Selon le courtier en prêt immobilier, une amplification de la crise actuelle pourrait jouer sur les volumes et les prix immobiliers. Pour lui, « les fondamentaux du marché restent sains ».
Cafpi ne veut « pas paniquer », mais reste « vigilant » face à la panique boursière. Le courtier a, dans une note, expliqué quelles pourraient être les conséquences de la crise actuelle sur l’immobilier.
Pour l’heure, la fébrilité des marchés financiers n’a pas eu d’impact sur les conditions de crédit accordées aux particuliers. Philippe Taboret, directeur général adjoint du courtier, explique notamment cette situation par le fait que « si la Bourse va mal, le marché des obligations, lui, va bien, car il offre des garanties pour les investisseurs ». Selon lui, « l’euro est solide, l’inflation maîtrisée et il n’y a donc pas de raisons directes à court terme de voir une nouvelle augmentation du principal taux directeur de la BCE », poursuit-il « d’autant que les déclarations récentes d’engagement de rachat des obligations des pays en difficulté prive les opérateurs d’une spéculation sur les taux de ces dettes»
Possible hausse des taux en cas d’aggravation de la crise
Pas de risque pour le secteur immobilier donc. Ou du moins presque pas. Car Cafpi précise dans le même temps que tout risque de hausse n’est pas écarté, prenant pour référence la crise de la fin 2008, lorsque les banques ne se prêtaient plus entre elles et que les taux étaient remontés, du fait d’une raréfaction des liquidités. Pour le courtier, il n’est pas impossible qu’une telle situation se reproduise. Dans l’hypothèse d’une dégradation de la note de la France, un renchérissement des taux de l’OAT pourrait même être observé, ce qui déboucherait « sur une augmentation des taux de crédit consentis aux particuliers ».

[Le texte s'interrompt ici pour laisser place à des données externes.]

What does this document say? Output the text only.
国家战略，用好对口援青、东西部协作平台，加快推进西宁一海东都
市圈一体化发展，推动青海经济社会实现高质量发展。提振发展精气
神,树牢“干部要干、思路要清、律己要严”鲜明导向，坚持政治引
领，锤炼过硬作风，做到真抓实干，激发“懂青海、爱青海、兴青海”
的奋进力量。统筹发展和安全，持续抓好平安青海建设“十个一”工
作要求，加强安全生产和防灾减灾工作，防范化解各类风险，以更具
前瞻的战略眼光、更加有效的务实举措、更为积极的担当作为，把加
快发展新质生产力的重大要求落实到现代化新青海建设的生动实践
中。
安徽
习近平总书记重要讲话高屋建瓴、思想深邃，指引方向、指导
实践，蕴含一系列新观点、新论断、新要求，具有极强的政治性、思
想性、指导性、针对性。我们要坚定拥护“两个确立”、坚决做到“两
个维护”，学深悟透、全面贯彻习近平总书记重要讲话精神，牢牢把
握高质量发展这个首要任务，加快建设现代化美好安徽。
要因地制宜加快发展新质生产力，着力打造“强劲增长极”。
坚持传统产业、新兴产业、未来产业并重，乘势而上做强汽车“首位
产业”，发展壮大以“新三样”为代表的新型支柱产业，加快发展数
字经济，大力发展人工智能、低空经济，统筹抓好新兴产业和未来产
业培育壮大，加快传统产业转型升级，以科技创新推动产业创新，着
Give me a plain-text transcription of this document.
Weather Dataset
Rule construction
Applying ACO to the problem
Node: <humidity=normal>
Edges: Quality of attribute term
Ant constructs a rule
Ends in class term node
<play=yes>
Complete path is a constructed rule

Malgré tout, et en reprenant en filigrane son argumentation développée il y a quelques semaines lors d’une précédente communication, le déséquilibre observé sur le marché du crédit immobilier ne peut avoir que des conséquences modestes sur les prix. « En France, les fondamentaux du marché restent sains, tant dans la demande que dans l’offre » note ainsi le courtier. « La pénurie de biens disponibles, qui ne peut pas être rapidement compensée, maintient une demande supérieure à l’offre, ce qui ne laisse entrevoir aucun effondrement des prix » renchérit-il.
Vers une baisse des prix ?
Reste qu’il n’écarte pas non plus une « baisse » des prix. Pour lui, la crise de la dette actuelle, si elle empirait, pourrait déboucher sur une moindre solvabilité des ménages, dont une partie ne satisferait plus aux critères alors durcis des banques. Ce qui entraînerait une baisse des transactions. Le courtier envisage donc, dans l’hypothèse d’une amplification de la crise, un repli des prix de 15% en cas d’augmentation de 2% des taux d’intérêt, ce qui « suffirait à maintenir le pouvoir d’achat immobilier des emprunteurs » face à cette hausse. « L’offre serait alors supérieure à la demande, ce qui entrainerait inévitablement une baisse des prix relative, comme nous l’avons déjà vécu en 2009 » indique-t-il. Reste que ce repli pourrait n’être encore une fois, selon Cafpi, que temporaire.
Pour Philippe Taboret, le marché pourrait, face à une offre insuffisante, s’autoréguler via les prix: « Si les taux montent, l’ajustement se fait par la baisse des prix. Les acquéreurs retrouvent la solvabilité nécessaire à leur projet d’achat immobilier, entrainant de fait un retour de la demande avec pour conséquence une nouvelle hausse des prix».

Si les prix baissent suite à une hausse des taux, l’immobilier perdra son statut de valeur refuge et les investisseurs fuiront ce secteur. Ce sera le krach.